The above portrait, a miniature by Horenbolte, is often referenced in websites and some history books today as being a portrait of Anne Boleyn. However, of all the many labelled and re-labelled Tudor portraits, this mysterious lady (described as twenty-five years-old in the faint gold lettering behind her) has had the most inconsistent identification. Sometime around the seventeenth century, it was housed in a collection as a portrait of Henry's first wife, Katherine of Aragon, which was still its presumed identity in 1774, when it was catalogued. By the nineteenth century, its new owner, the Duke of Buccleuch, accepted that the portrait could not have been painted as early as 1511 when Katherine was twenty-five and that it was therefore probably Henry's third wife, Jane Seymour. However, the clothes the woman is wearing are too late to be Katherine's and too early to be Jane's. In 1994, it was suggested that the lady might have been one of Henry VIII's nieces - Margaret, Frances or Eleanor. However, none of them reached twenty-five until the 1540s, by which point the gable headdress was complete out of style. Based on the idea that Anne Boleyn was born in about 1501, Sir Roy Strong subsequently suggested the woman in the portrait was most likely to be Anne, painted in about 1526, when these headdresses were in style.

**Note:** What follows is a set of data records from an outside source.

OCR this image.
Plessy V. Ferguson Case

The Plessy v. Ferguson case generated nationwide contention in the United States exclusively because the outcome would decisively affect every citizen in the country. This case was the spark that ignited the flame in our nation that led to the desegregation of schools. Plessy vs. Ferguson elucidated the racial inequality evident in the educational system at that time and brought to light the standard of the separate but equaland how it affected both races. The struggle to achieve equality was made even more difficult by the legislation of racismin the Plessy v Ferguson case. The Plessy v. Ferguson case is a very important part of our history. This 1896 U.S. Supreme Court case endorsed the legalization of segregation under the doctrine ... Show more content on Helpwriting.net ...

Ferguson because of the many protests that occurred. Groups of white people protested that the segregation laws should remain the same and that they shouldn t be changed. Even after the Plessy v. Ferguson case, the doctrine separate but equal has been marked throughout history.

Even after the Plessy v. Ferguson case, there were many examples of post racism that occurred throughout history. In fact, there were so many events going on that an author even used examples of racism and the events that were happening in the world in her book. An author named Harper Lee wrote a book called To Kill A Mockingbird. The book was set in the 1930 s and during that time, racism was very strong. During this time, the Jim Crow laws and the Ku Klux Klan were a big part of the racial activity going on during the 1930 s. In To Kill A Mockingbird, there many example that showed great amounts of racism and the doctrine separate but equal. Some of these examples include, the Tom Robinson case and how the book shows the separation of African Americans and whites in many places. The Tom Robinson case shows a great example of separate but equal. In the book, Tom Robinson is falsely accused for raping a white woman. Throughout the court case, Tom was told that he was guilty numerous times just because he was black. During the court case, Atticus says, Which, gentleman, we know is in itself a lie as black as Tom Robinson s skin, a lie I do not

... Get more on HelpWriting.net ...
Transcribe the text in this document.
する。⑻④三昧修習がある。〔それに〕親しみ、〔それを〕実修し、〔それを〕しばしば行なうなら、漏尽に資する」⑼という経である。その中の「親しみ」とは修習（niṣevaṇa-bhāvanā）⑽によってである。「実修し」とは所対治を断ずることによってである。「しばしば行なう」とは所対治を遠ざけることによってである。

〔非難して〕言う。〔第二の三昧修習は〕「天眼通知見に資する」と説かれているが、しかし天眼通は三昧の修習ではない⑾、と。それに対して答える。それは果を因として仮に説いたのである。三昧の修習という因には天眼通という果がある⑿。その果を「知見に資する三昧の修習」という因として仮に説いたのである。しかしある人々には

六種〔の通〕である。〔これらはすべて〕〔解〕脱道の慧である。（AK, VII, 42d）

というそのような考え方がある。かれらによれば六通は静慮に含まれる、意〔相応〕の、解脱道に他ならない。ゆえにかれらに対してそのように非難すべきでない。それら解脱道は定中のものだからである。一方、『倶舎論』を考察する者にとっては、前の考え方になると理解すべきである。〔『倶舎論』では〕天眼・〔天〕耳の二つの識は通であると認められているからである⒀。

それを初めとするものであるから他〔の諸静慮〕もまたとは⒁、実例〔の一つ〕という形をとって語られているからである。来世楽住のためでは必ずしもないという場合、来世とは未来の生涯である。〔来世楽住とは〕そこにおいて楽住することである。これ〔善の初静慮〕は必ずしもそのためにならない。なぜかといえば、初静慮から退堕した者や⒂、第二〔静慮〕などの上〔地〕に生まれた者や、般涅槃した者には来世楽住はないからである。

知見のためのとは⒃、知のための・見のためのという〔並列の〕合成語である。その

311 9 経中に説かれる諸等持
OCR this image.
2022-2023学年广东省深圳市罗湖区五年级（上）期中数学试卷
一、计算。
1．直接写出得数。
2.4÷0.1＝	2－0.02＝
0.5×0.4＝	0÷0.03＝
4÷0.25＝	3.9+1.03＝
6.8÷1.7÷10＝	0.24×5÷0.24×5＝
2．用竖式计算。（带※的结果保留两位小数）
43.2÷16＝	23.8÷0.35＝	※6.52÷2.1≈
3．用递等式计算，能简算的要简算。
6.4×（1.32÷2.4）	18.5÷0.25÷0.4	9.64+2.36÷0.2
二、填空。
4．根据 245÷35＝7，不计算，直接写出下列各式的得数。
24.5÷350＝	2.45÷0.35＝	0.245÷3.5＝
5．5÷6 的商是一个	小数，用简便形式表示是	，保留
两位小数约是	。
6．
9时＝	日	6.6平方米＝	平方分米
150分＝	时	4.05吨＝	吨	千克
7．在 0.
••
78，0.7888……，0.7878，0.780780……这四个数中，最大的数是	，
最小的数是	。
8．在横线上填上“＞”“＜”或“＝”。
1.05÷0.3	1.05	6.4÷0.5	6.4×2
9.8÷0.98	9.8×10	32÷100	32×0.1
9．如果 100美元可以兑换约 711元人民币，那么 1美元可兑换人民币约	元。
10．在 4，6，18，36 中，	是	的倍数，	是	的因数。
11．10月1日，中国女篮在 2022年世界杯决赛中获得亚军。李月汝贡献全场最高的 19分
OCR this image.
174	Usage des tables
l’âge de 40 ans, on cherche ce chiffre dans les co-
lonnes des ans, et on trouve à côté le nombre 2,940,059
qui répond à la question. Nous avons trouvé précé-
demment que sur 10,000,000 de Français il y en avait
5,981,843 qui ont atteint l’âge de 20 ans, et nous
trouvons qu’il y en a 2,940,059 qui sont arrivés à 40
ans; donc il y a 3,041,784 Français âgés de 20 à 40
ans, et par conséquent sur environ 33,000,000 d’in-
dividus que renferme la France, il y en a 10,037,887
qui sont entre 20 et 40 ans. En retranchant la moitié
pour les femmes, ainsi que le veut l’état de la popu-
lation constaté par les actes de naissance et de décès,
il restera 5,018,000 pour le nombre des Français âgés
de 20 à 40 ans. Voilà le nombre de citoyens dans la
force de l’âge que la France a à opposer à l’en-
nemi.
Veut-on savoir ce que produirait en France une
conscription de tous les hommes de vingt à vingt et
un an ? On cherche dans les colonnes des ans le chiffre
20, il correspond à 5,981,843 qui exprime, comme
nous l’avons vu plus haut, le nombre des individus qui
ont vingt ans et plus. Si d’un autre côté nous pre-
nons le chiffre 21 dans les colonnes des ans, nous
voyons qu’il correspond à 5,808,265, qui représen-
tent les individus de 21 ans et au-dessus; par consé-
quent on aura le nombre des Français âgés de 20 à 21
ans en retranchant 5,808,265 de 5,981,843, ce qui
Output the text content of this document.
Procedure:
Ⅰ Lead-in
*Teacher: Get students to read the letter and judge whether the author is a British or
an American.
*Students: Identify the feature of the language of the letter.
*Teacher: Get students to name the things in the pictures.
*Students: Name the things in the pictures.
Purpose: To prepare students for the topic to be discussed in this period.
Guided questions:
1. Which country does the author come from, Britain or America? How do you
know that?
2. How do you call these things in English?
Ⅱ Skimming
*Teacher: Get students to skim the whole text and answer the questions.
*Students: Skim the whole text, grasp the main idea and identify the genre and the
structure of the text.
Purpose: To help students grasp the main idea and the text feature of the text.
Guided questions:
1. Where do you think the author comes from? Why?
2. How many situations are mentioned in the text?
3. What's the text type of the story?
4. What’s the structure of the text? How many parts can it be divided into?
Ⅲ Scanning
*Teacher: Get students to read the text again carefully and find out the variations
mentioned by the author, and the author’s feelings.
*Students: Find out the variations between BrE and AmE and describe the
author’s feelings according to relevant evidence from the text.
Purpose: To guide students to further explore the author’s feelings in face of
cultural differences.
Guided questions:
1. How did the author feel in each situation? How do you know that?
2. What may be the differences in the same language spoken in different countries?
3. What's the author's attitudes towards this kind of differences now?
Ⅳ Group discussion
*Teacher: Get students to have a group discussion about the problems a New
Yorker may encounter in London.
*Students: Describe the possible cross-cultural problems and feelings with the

However, as Roland points out in his excellent article, the woman in this portrait bears almost no physical resemblance to eyewitness accounts of the real Anne Boleyn or to her other portraits. It is Hui's theory that the lady may actually be Anne's elder sister, Lady Mary Carey, who would have been twenty-five sometime between 1524 and 1528. He also goes on to discuss the evidence that this portrait of an unknown gentleman (below) may be the girls' father, Thomas Boleyn, viscount Rochford, future earl of Wiltshire and Ormonde.